A document has been prepared for each state that can be utilized to discuss the economic benefit of a financial investment in Medicaid nursing facility services. The document enclosed illustrates an investment of $1,000,000, the federal match available for these funds, and the total funds available for payment to nursing facilities for Medicaid services. The potential total economic impact, increase in wages, and increase in jobs are also projected. The tax revenue associated with this increase in economic activity is also illustrated. A second document illustrates the same information in a different format.

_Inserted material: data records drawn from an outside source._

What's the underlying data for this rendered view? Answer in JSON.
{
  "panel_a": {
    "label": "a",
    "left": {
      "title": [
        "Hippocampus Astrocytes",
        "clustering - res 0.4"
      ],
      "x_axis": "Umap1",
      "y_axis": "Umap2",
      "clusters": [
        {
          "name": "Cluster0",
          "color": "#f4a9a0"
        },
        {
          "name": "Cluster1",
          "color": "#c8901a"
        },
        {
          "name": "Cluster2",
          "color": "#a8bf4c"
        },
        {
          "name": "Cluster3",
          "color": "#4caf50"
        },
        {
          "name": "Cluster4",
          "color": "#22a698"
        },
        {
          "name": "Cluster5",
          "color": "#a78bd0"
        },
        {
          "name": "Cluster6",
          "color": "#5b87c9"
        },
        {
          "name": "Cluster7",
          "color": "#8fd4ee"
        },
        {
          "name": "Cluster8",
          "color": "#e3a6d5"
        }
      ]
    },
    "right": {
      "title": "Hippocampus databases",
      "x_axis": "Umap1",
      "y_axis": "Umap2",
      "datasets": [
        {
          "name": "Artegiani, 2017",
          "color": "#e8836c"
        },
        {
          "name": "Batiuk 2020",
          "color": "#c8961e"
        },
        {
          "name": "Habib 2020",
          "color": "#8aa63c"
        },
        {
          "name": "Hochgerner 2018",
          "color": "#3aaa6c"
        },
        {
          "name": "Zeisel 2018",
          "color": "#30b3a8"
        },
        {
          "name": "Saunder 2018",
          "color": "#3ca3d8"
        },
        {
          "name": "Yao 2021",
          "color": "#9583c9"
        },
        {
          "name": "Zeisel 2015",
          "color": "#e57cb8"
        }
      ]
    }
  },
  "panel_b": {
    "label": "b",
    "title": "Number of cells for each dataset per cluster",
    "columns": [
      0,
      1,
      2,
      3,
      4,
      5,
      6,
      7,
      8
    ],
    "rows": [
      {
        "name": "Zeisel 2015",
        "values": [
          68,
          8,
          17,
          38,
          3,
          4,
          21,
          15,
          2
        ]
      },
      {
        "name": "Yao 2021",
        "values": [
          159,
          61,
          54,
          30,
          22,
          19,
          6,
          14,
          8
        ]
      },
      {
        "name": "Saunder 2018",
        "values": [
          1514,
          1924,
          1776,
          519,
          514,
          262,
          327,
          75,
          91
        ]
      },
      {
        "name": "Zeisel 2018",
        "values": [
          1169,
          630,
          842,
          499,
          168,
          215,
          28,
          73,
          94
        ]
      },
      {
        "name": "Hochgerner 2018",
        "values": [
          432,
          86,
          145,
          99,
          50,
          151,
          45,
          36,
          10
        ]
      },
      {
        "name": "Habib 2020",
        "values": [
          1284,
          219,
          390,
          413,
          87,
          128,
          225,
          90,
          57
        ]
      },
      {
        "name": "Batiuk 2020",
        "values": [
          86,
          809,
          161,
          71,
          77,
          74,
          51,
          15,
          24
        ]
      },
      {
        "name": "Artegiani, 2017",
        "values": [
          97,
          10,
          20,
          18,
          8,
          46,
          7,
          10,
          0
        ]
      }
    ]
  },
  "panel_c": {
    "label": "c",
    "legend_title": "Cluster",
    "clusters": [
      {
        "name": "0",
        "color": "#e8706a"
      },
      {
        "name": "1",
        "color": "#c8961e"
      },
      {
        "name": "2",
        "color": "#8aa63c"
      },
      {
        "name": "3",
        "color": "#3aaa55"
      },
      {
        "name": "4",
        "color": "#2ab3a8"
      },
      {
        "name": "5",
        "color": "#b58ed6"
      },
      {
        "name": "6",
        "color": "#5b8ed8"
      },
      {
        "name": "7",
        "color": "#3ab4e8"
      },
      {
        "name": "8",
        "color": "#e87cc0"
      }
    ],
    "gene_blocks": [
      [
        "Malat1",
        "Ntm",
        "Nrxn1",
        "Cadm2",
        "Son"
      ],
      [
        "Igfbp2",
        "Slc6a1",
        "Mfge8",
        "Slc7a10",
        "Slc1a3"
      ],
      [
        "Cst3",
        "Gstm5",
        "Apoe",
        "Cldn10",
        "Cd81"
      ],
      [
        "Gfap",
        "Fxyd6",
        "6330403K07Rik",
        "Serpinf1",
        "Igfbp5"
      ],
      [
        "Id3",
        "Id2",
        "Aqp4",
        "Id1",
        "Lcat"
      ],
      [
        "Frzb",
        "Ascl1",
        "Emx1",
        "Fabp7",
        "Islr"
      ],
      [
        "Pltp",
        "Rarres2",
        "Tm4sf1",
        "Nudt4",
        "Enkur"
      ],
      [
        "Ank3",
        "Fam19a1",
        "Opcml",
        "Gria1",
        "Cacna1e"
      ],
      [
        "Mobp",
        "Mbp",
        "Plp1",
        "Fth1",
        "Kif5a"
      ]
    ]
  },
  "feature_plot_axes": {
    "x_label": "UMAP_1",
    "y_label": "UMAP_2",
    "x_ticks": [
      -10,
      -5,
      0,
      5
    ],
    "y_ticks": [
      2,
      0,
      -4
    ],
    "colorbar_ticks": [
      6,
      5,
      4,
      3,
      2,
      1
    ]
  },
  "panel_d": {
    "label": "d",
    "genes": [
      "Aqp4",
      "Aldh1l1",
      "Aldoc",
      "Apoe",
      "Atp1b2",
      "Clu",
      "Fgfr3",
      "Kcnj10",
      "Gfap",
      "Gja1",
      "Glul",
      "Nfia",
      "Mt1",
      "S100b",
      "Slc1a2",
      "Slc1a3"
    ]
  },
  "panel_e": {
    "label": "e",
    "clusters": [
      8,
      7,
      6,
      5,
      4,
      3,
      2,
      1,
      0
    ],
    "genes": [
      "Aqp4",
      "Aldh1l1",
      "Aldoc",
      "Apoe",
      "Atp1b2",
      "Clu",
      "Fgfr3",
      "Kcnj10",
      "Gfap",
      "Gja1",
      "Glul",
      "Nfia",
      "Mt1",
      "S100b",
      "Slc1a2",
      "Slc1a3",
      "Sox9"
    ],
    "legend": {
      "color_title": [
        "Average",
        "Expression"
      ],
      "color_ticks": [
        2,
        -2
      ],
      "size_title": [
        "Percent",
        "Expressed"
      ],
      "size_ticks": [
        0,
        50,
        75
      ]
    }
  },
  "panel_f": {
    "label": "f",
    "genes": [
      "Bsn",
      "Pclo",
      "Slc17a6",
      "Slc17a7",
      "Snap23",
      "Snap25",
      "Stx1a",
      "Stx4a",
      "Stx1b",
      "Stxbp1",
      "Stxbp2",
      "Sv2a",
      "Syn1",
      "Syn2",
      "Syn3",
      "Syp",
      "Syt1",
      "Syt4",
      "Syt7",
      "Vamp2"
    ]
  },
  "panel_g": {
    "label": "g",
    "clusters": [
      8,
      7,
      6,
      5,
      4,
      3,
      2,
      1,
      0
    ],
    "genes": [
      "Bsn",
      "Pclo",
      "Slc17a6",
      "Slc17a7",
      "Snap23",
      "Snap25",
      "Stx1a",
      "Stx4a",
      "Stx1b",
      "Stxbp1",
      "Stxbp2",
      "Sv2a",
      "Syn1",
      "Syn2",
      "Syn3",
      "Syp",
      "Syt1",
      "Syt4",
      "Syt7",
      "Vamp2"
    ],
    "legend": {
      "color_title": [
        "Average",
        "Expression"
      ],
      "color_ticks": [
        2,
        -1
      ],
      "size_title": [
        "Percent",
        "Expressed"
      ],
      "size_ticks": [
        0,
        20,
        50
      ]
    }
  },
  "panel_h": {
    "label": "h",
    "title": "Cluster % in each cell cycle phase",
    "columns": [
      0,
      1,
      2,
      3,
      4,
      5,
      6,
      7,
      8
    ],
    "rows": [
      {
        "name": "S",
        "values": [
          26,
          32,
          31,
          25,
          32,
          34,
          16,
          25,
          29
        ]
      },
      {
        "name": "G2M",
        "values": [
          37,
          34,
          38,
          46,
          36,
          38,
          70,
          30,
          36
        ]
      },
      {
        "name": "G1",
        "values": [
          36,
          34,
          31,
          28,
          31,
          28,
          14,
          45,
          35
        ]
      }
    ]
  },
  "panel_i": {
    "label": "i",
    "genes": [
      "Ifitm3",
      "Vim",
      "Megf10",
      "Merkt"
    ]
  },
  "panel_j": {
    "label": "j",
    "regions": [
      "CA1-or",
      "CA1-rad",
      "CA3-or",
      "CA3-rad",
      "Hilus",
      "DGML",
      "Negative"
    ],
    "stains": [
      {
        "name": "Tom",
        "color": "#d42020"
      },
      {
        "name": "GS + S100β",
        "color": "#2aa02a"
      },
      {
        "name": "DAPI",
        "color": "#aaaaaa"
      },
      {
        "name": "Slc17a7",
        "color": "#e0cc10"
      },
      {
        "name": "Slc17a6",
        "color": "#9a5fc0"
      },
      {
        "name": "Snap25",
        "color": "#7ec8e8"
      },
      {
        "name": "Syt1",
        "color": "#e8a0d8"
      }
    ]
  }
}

The October 1, 2009 federal match is based on the increases available through The American Recovery and Reinvestment Act of 2009, as disclosed in the February 2, 2010 Federal Register. The economic impact analysis was prepared using Impact Analysis for Planning (IMPLAN) software from Minnesota IMPLAN Group, Inc., 2007 data (see below for discussion of IMPLAN model).
An increase in investment by the state from $1,000,000 to $2,000,000, would result in a doubling of the numbers in the enclosed document. The percentage change in investment (from $1,000,000 to any other number) will result in the same percentage change in the other numbers. We hope that this information will be of benefit to you in discussions with your Medicaid payment agency(ies).
All states are included in the file named “all states fmap benefit fy2010 q1”. Individual state files are also provided.
If there are questions regarding these documents, please call Bill Hartung at 202-898-2841, for assistance.
Discussion of IMPLAN Model
Excerpt below from Wikipedia
Social Accounting- IMPLAN's Social Accounting System describes transactions that occur between producers, and intermediate and final consumers using a Social Accounting Matrix. One of the important aspects of Social Accounts is that they also examine non-market transactions, such as transfer payments between institutions. Other examples of these types of transactions would include: government to household transfers as unemployment benefits, or household to government transfers in the form of taxes. Because Social Accounting Systems examine all the aspects of a local economy, they provide a more complete and accurate “snapshot” of the economy and its spending patterns.
Multipliers - "Multipliers are a numeric way of describing the impact of a change. An employment multiplier of 1.8 would suggest that for every 10 employees hired in the given industry, 18 total jobs (in all sectors) would be added to the given economic region."
The Multiplier Model is derived mathematically using the input-output model and Social Accounting formats. The Social Accounting System provides the framework for the predictive Multiplier Model used in economic impact studies. Purchases for final use drive the model. Industries that produce goods and services for consumer consumption must purchase products, raw materials, and services from other companies to create their product. These vendors must also procure goods and services. This cycle continues until all the money is leaked from the region’s economy. There are three types of effects measured with a multiplier: the direct, the indirect, and the induced effects. The direct effect is the known or predicted change in the local economy that is to be studied. The indirect effect is the business to business transactions required to satisfy the direct effect. Finally, the induced effect is derived from local spending on goods and services by people working to satisfy the direct and indirect effects.
- Direct effects take place only in the industry immediately affected: if DEMCO lays-off 39 employees, the manufacturing industry loses 39 employees.
- Indirect effects concern inter-industry transactions: because DEMCO is closing, they will no longer have a demand for locally produced materials needed to produce their product. This will affect all of their suppliers.
- Induced effects measure the effects of the changes in household income: employees laid-off by DEMCO may reduce their expenditures in restaurants and shops since they are no longer employed. These changes effect the related industries.
- Impacts are the total changes to the original economy as the result of a defined event.
Once there is a clear picture of the economy through the Social Accounting Matrix (SAM) and Multipliers, its behavior can be predicted for a defined event: if DEMCO spent 20% of its earnings on bananas in 2006, then received an additional $1,000,000 of income from a new project in 2007, the banana industry could expect to make approximately $200,000 more that year. If 5% of the banana grower’s industry is spent on fertilizer, the fertilizer industry could expect $10,000 more; and so on.
However at each of these steps, each company will source some products out of the region of the economy of study. These are the losses that occur and eventually drive the cycle to zero. The total increase in economic activity from that million dollar project is the economic impact of the project; $1,000,000 spent became at least $1,210,000 of economic activity giving the DEMCO a multiplier of 1.21 - Every dollar spent on DEMCO creates 1.21 dollars of economic activity.